China Q&A: Top 5 Questions
China is a broad and very popular topic among investors. That isn't surprising given that the country is the second-largest economy in the world and is home to three of the top 10 stock market exchanges. We provide our answers to the top five questions we are currently being asked about China.
1. Why is China cutting interest rates when the Fed is hiking?
China is battling deflation, while the rest of the world battles inflation. Deflation and the continuation of weaker-than-expected economic growth are the country’s main economic risks. Both core and services Consumer Price Inflation (CPI) are below 1%. Property prices are also in decline. China needs lower interest rates and a weaker currency to battle deflationary pressures which can depress spending and weaken the economy while worsening repayment burdens for borrowers. In contrast, the main problem for the U.S. is elevated inflation, requiring higher interest rates and a stronger currency.
Inflation in China is going in a different direction
Source: Charles Schwab, Bloomberg data as of 8/27/2022.
Last week, in addition to rate cuts by the People's Bank of China (PBOC), Premier Li announced a series of growth supportive measures. These fiscal measures could help offset the sharp contraction in government revenue and support infrastructure investment growth in coming months. They may also help to weaken the Chinese currency; a look at the spread between the U.S. and China's three-month interbank rates points to the potential for China's yuan to drop 10% against the U.S. dollar. While these actions may aid China's efforts against deflation, it could reignite tensions with the U.S. over currency moves in an environment of weakening export growth.
Chinese yuan to depreciate further?
Source: Charles Schwab, Macrobond, China Foreign Exchange Trade System (National Interbank Funding Center), Intercontinental Exchange (ICE), data as of 8/26/2022.
2. Is China experiencing a "Lehman-like" real estate crisis?
China's property market is making headlines. Sales have slowed and borrowers are boycotting mortgage payments. For the first time since 2015 newly built home prices are down, falling every month since last September at an average pace of -0.1% per month.
China home prices have fallen every month since September 2021
Source: Charles Schwab, Bloomberg data as of 8/26/2022.

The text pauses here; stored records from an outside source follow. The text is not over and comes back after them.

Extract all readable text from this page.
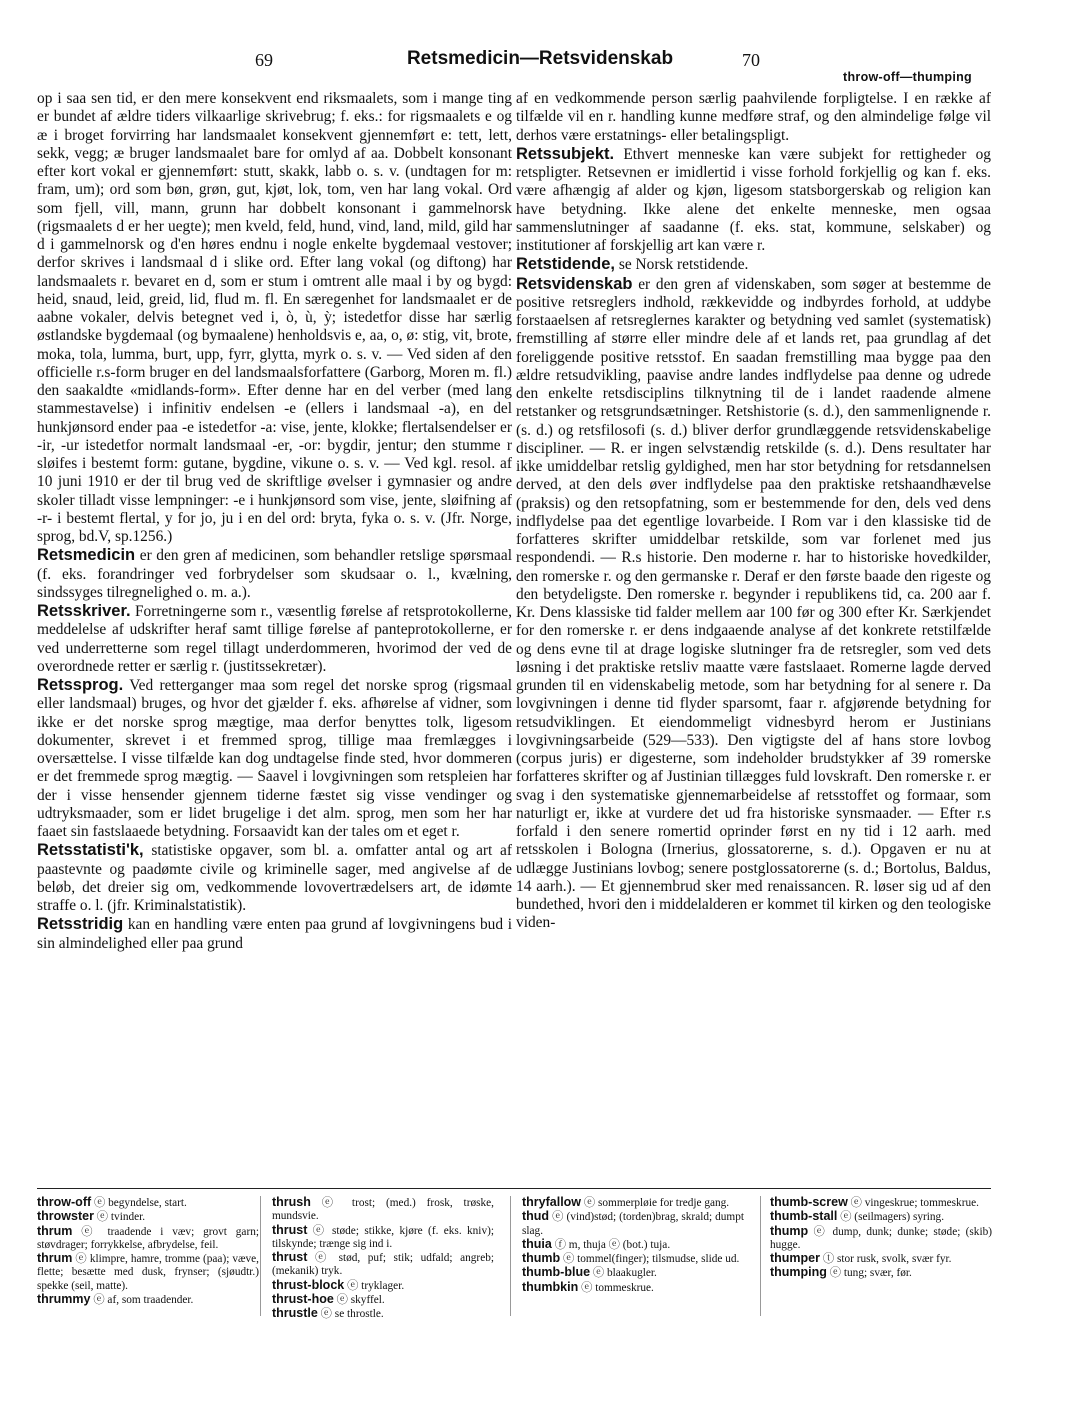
69	Retsmedicin—Retsvidenskab	70
throw-off—thumping

op i saa sen tid, er den mere konsekvent end riksmaalets, som i mange ting er bundet af ældre tiders vilkaarlige skrivebrug; f. eks.: for rigsmaalets e og æ i broget forvirring har landsmaalet konsekvent gjennemført e: tett, lett, sekk, vegg; æ bruger landsmaalet bare for omlyd af aa. Dobbelt konsonant efter kort vokal er gjennemført: stutt, skakk, labb o. s. v. (undtagen for m: fram, um); ord som bøn, grøn, gut, kjøt, lok, tom, ven har lang vokal. Ord som fjell, vill, mann, grunn har dobbelt konsonant i gammelnorsk (rigsmaalets d er her uegte); men kveld, feld, hund, vind, land, mild, gild har d i gammelnorsk og d'en høres endnu i nogle enkelte bygdemaal vestover; derfor skrives i landsmaal d i slike ord. Efter lang vokal (og diftong) har landsmaalets r. bevaret en d, som er stum i omtrent alle maal i by og bygd: heid, snaud, leid, greid, lid, flud m. fl. En særegenhet for landsmaalet er de aabne vokaler, delvis betegnet ved i, ò, ù, ỳ; istedetfor disse har særlig østlandske bygdemaal (og bymaalene) henholdsvis e, aa, o, ø: stig, vit, brote, moka, tola, lumma, burt, upp, fyrr, glytta, myrk o. s. v. — Ved siden af den officielle r.s-form bruger en del landsmaalsforfattere (Garborg, Moren m. fl.) den saakaldte «midlands-form». Efter denne har en del verber (med lang stammestavelse) i infinitiv endelsen -e (ellers i landsmaal -a), en del hunkjønsord ender paa -e istedetfor -a: vise, jente, klokke; flertalsendelser er -ir, -ur istedetfor normalt landsmaal -er, -or: bygdir, jentur; den stumme r sløifes i bestemt form: gutane, bygdine, vikune o. s. v. — Ved kgl. resol. af 10 juni 1910 er der til brug ved de skriftlige øvelser i gymnasier og andre skoler tilladt visse lempninger: -e i hunkjønsord som vise, jente, sløifning af -r- i bestemt flertal, y for jo, ju i en del ord: bryta, fyka o. s. v. (Jfr. Norge, sprog, bd.V, sp.1256.)

Retsmedicin er den gren af medicinen, som behandler retslige spørsmaal (f. eks. forandringer ved forbrydelser som skudsaar o. l., kvælning, sindssyges tilregnelighed o. m. a.).

Retsskriver. Forretningerne som r., væsentlig førelse af retsprotokollerne, meddelelse af udskrifter heraf samt tillige førelse af panteprotokollerne, er ved underretterne som regel tillagt underdommeren, hvorimod der ved de overordnede retter er særlig r. (justitssekretær).

Retssprog. Ved retterganger maa som regel det norske sprog (rigsmaal eller landsmaal) bruges, og hvor det gjælder f. eks. afhørelse af vidner, som ikke er det norske sprog mægtige, maa derfor benyttes tolk, ligesom dokumenter, skrevet i et fremmed sprog, tillige maa fremlægges i oversættelse. I visse tilfælde kan dog undtagelse finde sted, hvor dommeren er det fremmede sprog mægtig. — Saavel i lovgivningen som retspleien har der i visse hensender gjennem tiderne fæstet sig visse vendinger og udtryksmaader, som er lidet brugelige i det alm. sprog, men som her har faaet sin fastslaaede betydning. Forsaavidt kan der tales om et eget r.

Retsstatisti'k, statistiske opgaver, som bl. a. omfatter antal og art af paastevnte og paadømte civile og kriminelle sager, med angivelse af de beløb, det dreier sig om, vedkommende lovovertrædelsers art, de idømte straffe o. l. (jfr. Kriminalstatistik).

Retsstridig kan en handling være enten paa grund af lovgivningens bud i sin almindelighed eller paa grund

af en vedkommende person særlig paahvilende forpligtelse. I en række af tilfælde vil en r. handling kunne medføre straf, og den almindelige følge vil derhos være erstatnings- eller betalingspligt.

Retssubjekt. Ethvert menneske kan være subjekt for rettigheder og retspligter. Retsevnen er imidlertid i visse forhold forkjellig og kan f. eks. være afhængig af alder og kjøn, ligesom statsborgerskab og religion kan have betydning. Ikke alene det enkelte menneske, men ogsaa sammenslutninger af saadanne (f. eks. stat, kommune, selskaber) og institutioner af forskjellig art kan være r.

Retstidende, se Norsk retstidende.

Retsvidenskab er den gren af videnskaben, som søger at bestemme de positive retsreglers indhold, rækkevidde og indbyrdes forhold, at uddybe forstaaelsen af retsreglernes karakter og betydning ved samlet (systematisk) fremstilling af større eller mindre dele af et lands ret, paa grundlag af det foreliggende positive retsstof. En saadan fremstilling maa bygge paa den ældre retsudvikling, paavise andre landes indflydelse paa denne og udrede den enkelte retsdisciplins tilknytning til de i landet raadende almene retstanker og retsgrundsætninger. Retshistorie (s. d.), den sammenlignende r. (s. d.) og retsfilosofi (s. d.) bliver derfor grundlæggende retsvidenskabelige discipliner. — R. er ingen selvstændig retskilde (s. d.). Dens resultater har ikke umiddelbar retslig gyldighed, men har stor betydning for retsdannelsen derved, at den dels øver indflydelse paa den praktiske retshaandhævelse (praksis) og den retsopfatning, som er bestemmende for den, dels ved dens indflydelse paa det egentlige lovarbeide. I Rom var i den klassiske tid de forfatteres skrifter umiddelbar retskilde, som var forlenet med jus respondendi. — R.s historie. Den moderne r. har to historiske hovedkilder, den romerske r. og den germanske r. Deraf er den første baade den rigeste og den betydeligste. Den romerske r. begynder i republikens tid, ca. 200 aar f. Kr. Dens klassiske tid falder mellem aar 100 før og 300 efter Kr. Særkjendet for den romerske r. er dens indgaaende analyse af det konkrete retstilfælde og dens evne til at drage logiske slutninger fra de retsregler, som ved dets løsning i det praktiske retsliv maatte være fastslaaet. Romerne lagde derved grunden til en videnskabelig metode, som har betydning for al senere r. Da lovgivningen i denne tid flyder sparsomt, faar r. afgjørende betydning for retsudviklingen. Et eiendommeligt vidnesbyrd herom er Justinians lovgivningsarbeide (529—533). Den vigtigste del af hans store lovbog (corpus juris) er digesterne, som indeholder brudstykker af 39 romerske forfatteres skrifter og af Justinian tillægges fuld lovskraft. Den romerske r. er svag i den systematiske gjennemarbeidelse af retsstoffet og formaar, som naturligt er, ikke at vurdere det ud fra historiske synsmaader. — Efter r.s forfald i den senere romertid oprinder først en ny tid i 12 aarh. med retsskolen i Bologna (Irnerius, glossatorerne, s. d.). Opgaven er nu at udlægge Justinians lovbog; senere postglossatorerne (s. d.; Bortolus, Baldus, 14 aarh.). — Et gjennembrud sker med renaissancen. R. løser sig ud af den bundethed, hvori den i middelalderen er kommet til kirken og den teologiske viden-

throw-off ⓔ begyndelse, start.

throwster ⓔ tvinder.

thrum ⓔ traadende i væv; grovt garn; støvdrager; forrykkelse, afbrydelse, feil.

thrum ⓔ klimpre, hamre, tromme (paa); væve, flette; besætte med dusk, frynser; (sjøudtr.) spekke (seil, matte).

thrummy ⓔ af, som traadender.

thrush ⓔ trost; (med.) frosk, trøske, mundsvie.

thrust ⓔ støde; stikke, kjøre (f. eks. kniv); tilskynde; trænge sig ind i.

thrust ⓔ stød, puf; stik; udfald; angreb; (mekanik) tryk.

thrust-block ⓔ tryklager.

thrust-hoe ⓔ skyffel.

thrustle ⓔ se throstle.

thryfallow ⓔ sommerpløie for tredje gang.

thud ⓔ (vind)stød; (torden)brag, skrald; dumpt slag.

thuia ⓕ m, thuja ⓔ (bot.) tuja.

thumb ⓔ tommel(finger); tilsmudse, slide ud.

thumb-blue ⓔ blaakugler.

thumbkin ⓔ tommeskrue.

thumb-screw ⓔ vingeskrue; tommeskrue.

thumb-stall ⓔ (seilmagers) syring.

thump ⓔ dump, dunk; dunke; støde; (skib) hugge.

thumper ⓣ stor rusk, svolk, svær fyr.

thumping ⓔ tung; svær, før.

How did we get here? In August 2020, the Chinese government began a deleveraging campaign for property developers, called the "three red lines." To help control home prices, it reduced credit to the property sector in an effort to ensure a more stable financial system. This created a liquidity squeeze on some property developers, who fell behind on project completion. The COVID-19 lockdowns and restrictions from March through May contributed to a standstill in the property market, particularly for new sales, since consumers' mobility was hindered and construction activity was impeded.
In response, China's policy makers have put forth efforts to get developers the funds they need to restart construction. Latest reports indicate the PBOC and finance ministry have instructed policy banks to lend up to 200 billion yuan ($29.3 billion) to ensure previously sold homes are finished, according to people familiar with the matter. While China's economy and stock market could remain volatile, we don't see any signs that a housing or Lehman-type crisis is imminent.
There are a few key differences compared to what happened with Lehman:
- Leverage – In China, there are no zero-down payment "NINJA" loans (no income, no job applicant) that were popular in the U.S. in the lead up to the housing crisis. Rather, a down payment of at least 30% for first-time buyers had been the standard in China until earlier this year. This up-front cash was the largest source of funding for Chinese property developers, even though delivery of units wouldn't be made until one to three years later.
- Small share of market affected - Estimates by Bloomberg Intelligence indicate only about 4% of pre-sold housing property has been stalled in the construction process due to a lack of funds by developers and the rising cost of materials.
- Small impact to portfolios - Lenders who have reported indicate less than 0.01% of their residential mortgage portfolios have been impacted by the mortgage payment boycotts, according to Fitch Ratings.
3. What should investors consider regarding an invasion of Taiwan by China?
The recent flare-up in tensions is related to trips by members of the U.S. Congress. China has been clear that if Taiwan were to declare independence, China would take military action. However, that scenario seems highly unlikely because the Taiwanese don't seem to want it. The latest survey, published in June, from Taiwan's National Chengchi University, provides details on Taiwan's sentiment on independence.